GitHub - rudimk/rocm-smi-exporter: A Prometheus exporter for rocm-smi

2 min read Original article ↗

GitHub Release

GitHub Actions Workflow Status

rocm-smi-exporter

A Prometheus exporter for rocm-smi

This exporter currently piggybacks on rocm-smi and exports the following metrics as Prometheus Gauges for AMD GPUs as well as iGPUs:

  1. rocm_smi_edge_temperature - GPU edge temperature in degrees Celsius (°C).
  2. rocm_smi_socket_power - GPU socket power consumption in watts (W).
  3. rocm_smi_gpu_usage - GPU usage in percent (%).
  4. rocm_smi_gpu_vram_allocation - GPU VRAM allocation in percent (%).

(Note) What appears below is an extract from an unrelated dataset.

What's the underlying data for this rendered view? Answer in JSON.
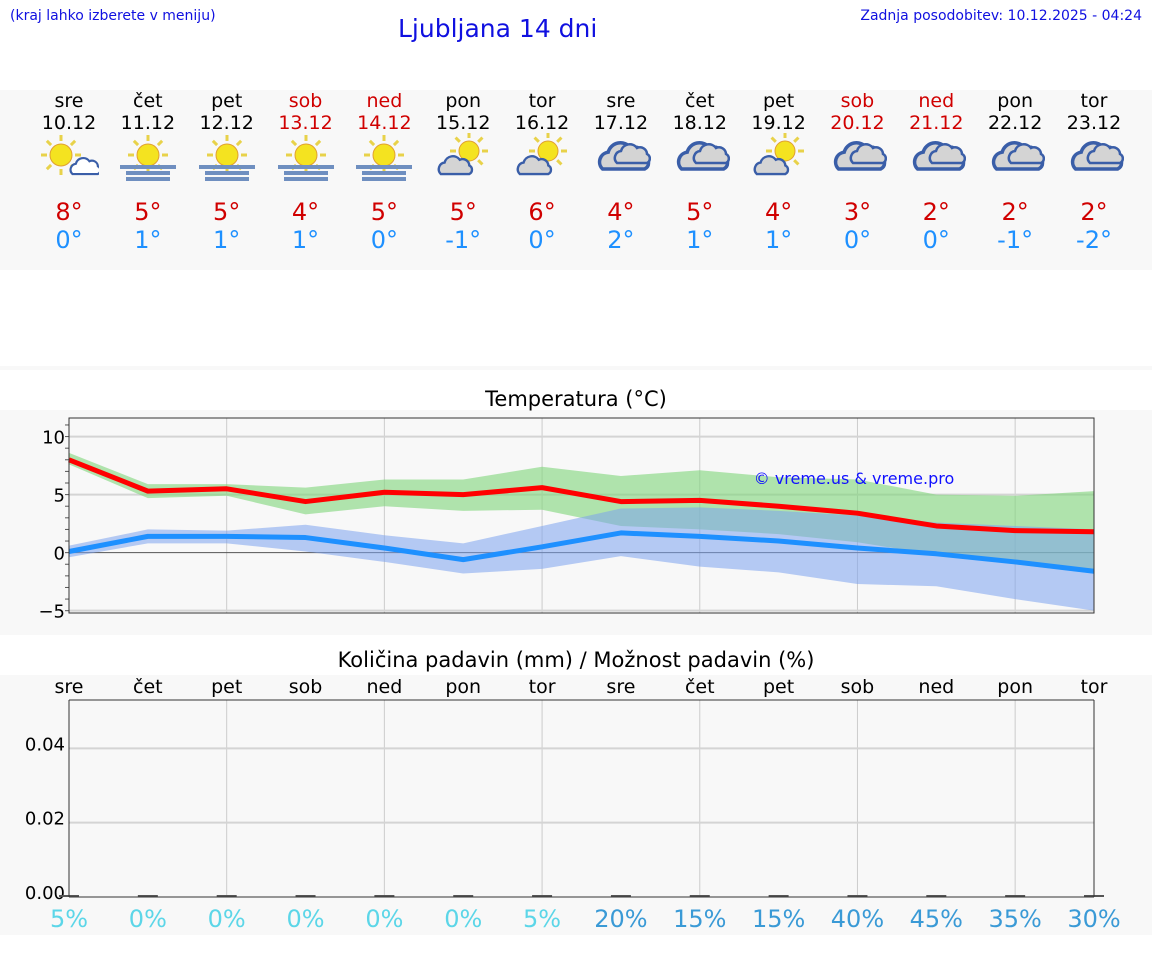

In addition, all gauges get the following labels:

  1. device_id
  2. device_name
  3. subsystem_id

Support for more metrics(like fan speed) are coming soon.

Prerequisites

  1. A Linux server with an AMD iGPU/GPU present(support for Windows is in the works).
  2. ROCm installed. You can refer to the official docs maintained by AMD here.

Running

You can find the latest release at https://github.com/rudimk/rocm-smi-exporter/releases. Download the tarball, extract the exporter to /usr/local/bin/ and you're good to go. To run the exporter as a systemd job, feel free to use the following template:

[Unit]
Description=ROCm SMI Exporter
Wants=network-online.target
After=network-online.target

[Service]
ExecStart=/usr/local/bin/rocm-smi-exporter
Restart=always

[Install]
WantedBy=multi-user.target

Also, don't forget to add a rule for scraping the exporter from Prometheus:

scrape_configs:
# Existing configuration
  - job_name: "rocm-smi-exporter"
    static_configs:
      - targets: ["localhost:9393"]

Build instructions

  1. Clone this repo
  2. If you're using pipenv, run pipenv install inside this directory. If not, run pip install -r requirements.txt.
  3. To run the app: pipenv run python main.py or python main.py.
  4. To compile the app into a binary: pipenv run pyinstaller main.spec or pyinstaller main.spec.

The compiled binary can be found inside a newly-generated folder called dist/ - you can move it to /usr/local/bin.

Grafana Dashboard

A sample Grafana dashboard's available inside the grafana/ directory.

real-time-metrics

historical-metrics